Martine - 16 juin, 22:05

Merci Véronique pour les documents mis à notre disposition d’une manière intéressante qui invite à la lecture.
En plus c’est facile d’accès pour tout le monde. Je viens de faire un tour de ce qui a été posté. c’est émouvant de lire tout cela. Bonne suite dans ta belle mission !

Brigitte Coulon - 10 juin, 18:54

Un grand, grand merci pour tous ces textes qui retracent le lent chemin de conversion de MME. C’est une grande richesse pour l’Assomption de pouvoir suivre ce cheminement. Et merci surtout aux traductrices pour ce bon travail

Sr Isabelle-Eugénie - 16 mai, 16:26

Mille merci Véronique.
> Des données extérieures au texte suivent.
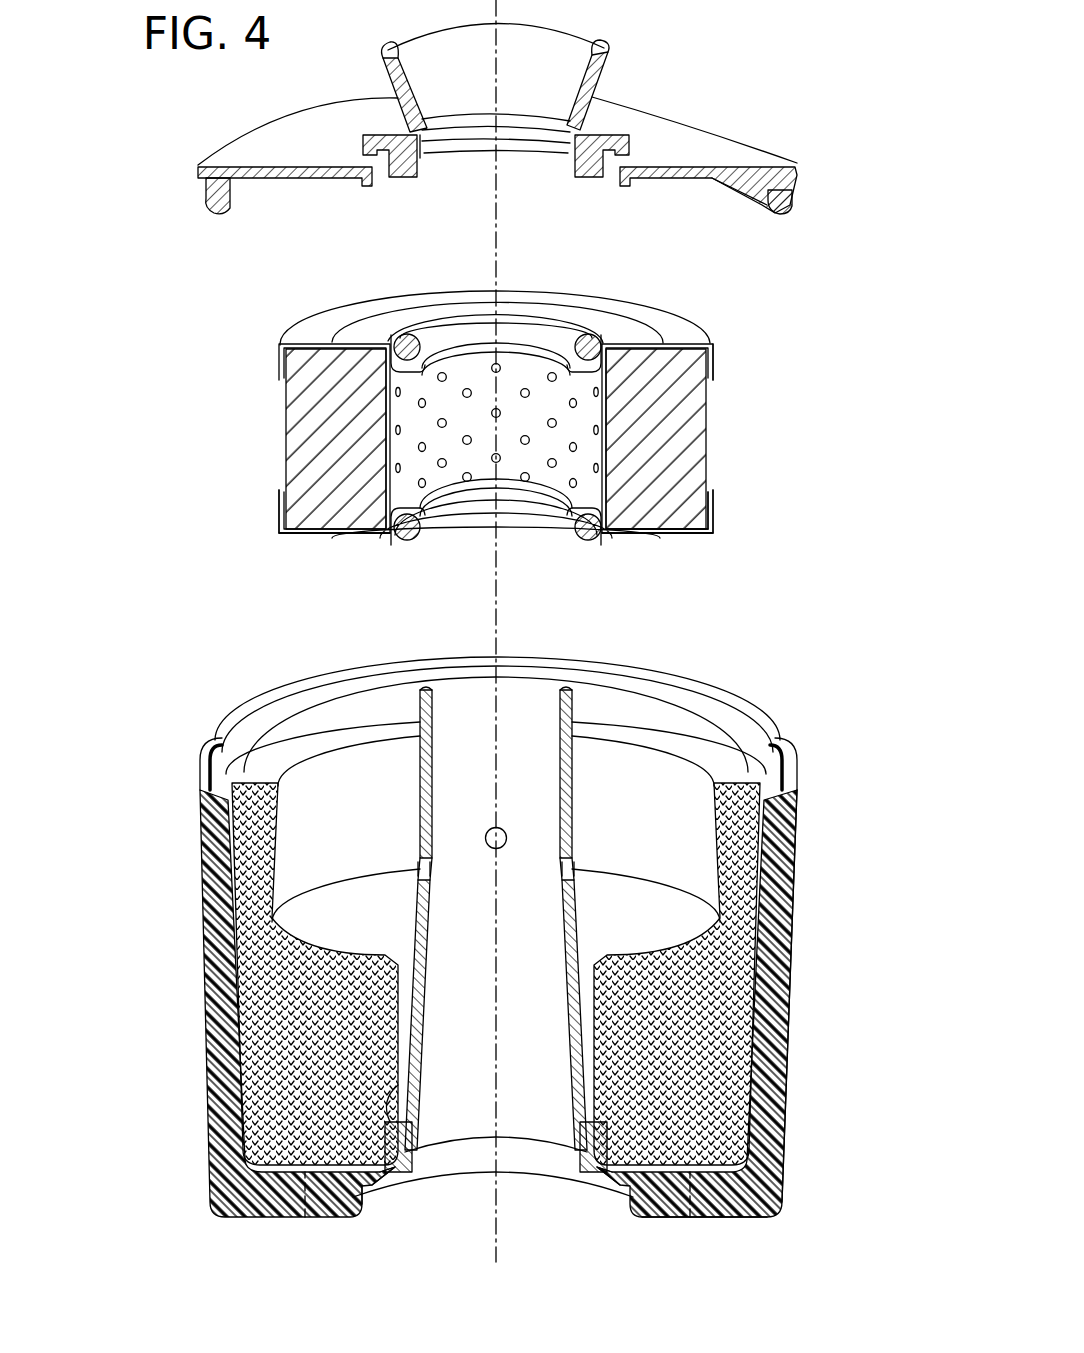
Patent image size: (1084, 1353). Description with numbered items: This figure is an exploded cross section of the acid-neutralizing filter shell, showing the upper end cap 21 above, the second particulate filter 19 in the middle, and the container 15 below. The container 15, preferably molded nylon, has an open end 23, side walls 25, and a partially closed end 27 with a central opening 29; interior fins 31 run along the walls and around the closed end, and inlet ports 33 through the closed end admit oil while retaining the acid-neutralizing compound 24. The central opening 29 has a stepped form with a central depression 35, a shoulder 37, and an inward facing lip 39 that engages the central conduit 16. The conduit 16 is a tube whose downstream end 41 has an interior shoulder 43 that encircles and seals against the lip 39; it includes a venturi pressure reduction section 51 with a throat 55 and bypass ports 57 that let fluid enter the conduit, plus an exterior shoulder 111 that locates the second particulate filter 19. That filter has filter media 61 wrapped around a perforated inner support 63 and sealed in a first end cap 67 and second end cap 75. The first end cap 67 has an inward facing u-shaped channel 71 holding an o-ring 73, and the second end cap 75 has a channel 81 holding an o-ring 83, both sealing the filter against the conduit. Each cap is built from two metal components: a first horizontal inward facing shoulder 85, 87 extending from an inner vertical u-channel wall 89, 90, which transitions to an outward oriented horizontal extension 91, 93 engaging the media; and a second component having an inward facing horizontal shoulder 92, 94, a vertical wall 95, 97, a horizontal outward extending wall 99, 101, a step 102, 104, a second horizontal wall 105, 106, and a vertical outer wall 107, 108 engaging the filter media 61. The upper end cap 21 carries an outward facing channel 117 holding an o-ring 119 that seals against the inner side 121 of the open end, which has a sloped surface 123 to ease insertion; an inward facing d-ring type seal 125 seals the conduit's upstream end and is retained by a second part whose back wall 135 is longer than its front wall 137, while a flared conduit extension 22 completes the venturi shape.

The container 15 is at (205, 1050).
The central conduit 16 is at (578, 779).
The second particulate filter 19 is at (805, 408).
The end cap 21 is at (755, 138).
The flared conduit extension 22 is at (387, 56).
The open end 23 is at (757, 720).
The acid-neutralizing compound 24 is at (733, 1034).
The side walls 25 is at (798, 829).
The partially closed end 27 is at (651, 1216).
The central opening 29 is at (508, 1222).
The interior fins 31 is at (792, 973).
The inlet ports 33 is at (312, 1220).
The central depression 35 is at (365, 1196).
The shoulder 37 is at (380, 1182).
The inward facing lip 39 is at (427, 690).
The downstream end 41 is at (395, 1086).
The interior shoulder 43 is at (587, 1133).
The pressure reduction section 51 is at (540, 912).
The throat 55 is at (420, 902).
The bypass ports 57 is at (491, 829).
The filter media 61 is at (290, 425).
The perforated inner support 63 is at (510, 375).
The first end cap 67 is at (700, 536).
The inward facing u-shaped channel 71 is at (558, 518).
The o-ring 73 is at (403, 546).
The second end cap 75 is at (697, 335).
The inward facing u-shaped channel 81 is at (440, 342).
The o-ring 83 is at (578, 335).
The first horizontal inward facing shoulder 85 is at (437, 500).
The first horizontal inward facing shoulder 87 is at (602, 403).
The inner vertical u-channel wall 89 is at (390, 522).
The inner vertical u-channel wall 90 is at (288, 373).
The outward oriented horizontal extension 91 is at (371, 538).
The inward facing horizontal shoulder 92 is at (572, 542).
The outward oriented horizontal extension 93 is at (645, 340).
The inward facing horizontal shoulder 94 is at (424, 330).
The vertical wall 95 is at (603, 534).
The vertical wall 97 is at (643, 338).
The horizontal outward extending wall 99 is at (653, 538).
The horizontal outward extending wall 101 is at (360, 330).
The step 102 is at (665, 534).
The step 104 is at (333, 340).
The second horizontal wall 105 is at (297, 538).
The second horizontal wall 106 is at (297, 336).
The vertical outer wall 107 is at (718, 506).
The vertical outer wall 108 is at (718, 358).
The exterior shoulder 111 is at (418, 928).
The outward facing channel 117 is at (755, 178).
The o-ring 119 is at (206, 200).
The inner side 121 is at (227, 740).
The sloped surface 123 is at (237, 705).
The d-ring type seal 125 is at (433, 158).
The back wall 135 is at (374, 178).
The front wall 137 is at (580, 168).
C’est une excellente idée d’avoir mis aussi les photos des lettres.
C’est bon aussi de se rappeler cette première rencontre avec le Père Lacordaire et comment Marie Eugénie le raconte.
Merci pour ce partage

Ana Senties - 11 mai, 20:29

Gracias Véro
Es muy interesante esta publicación sobre el significado de "Notre Dame" en la vida de María Eugenia.
Gracias por estos estudios que publicas cada mes, gracias por la traducción en 3 idiomas que permite a todos redescubrir nuestra historia !!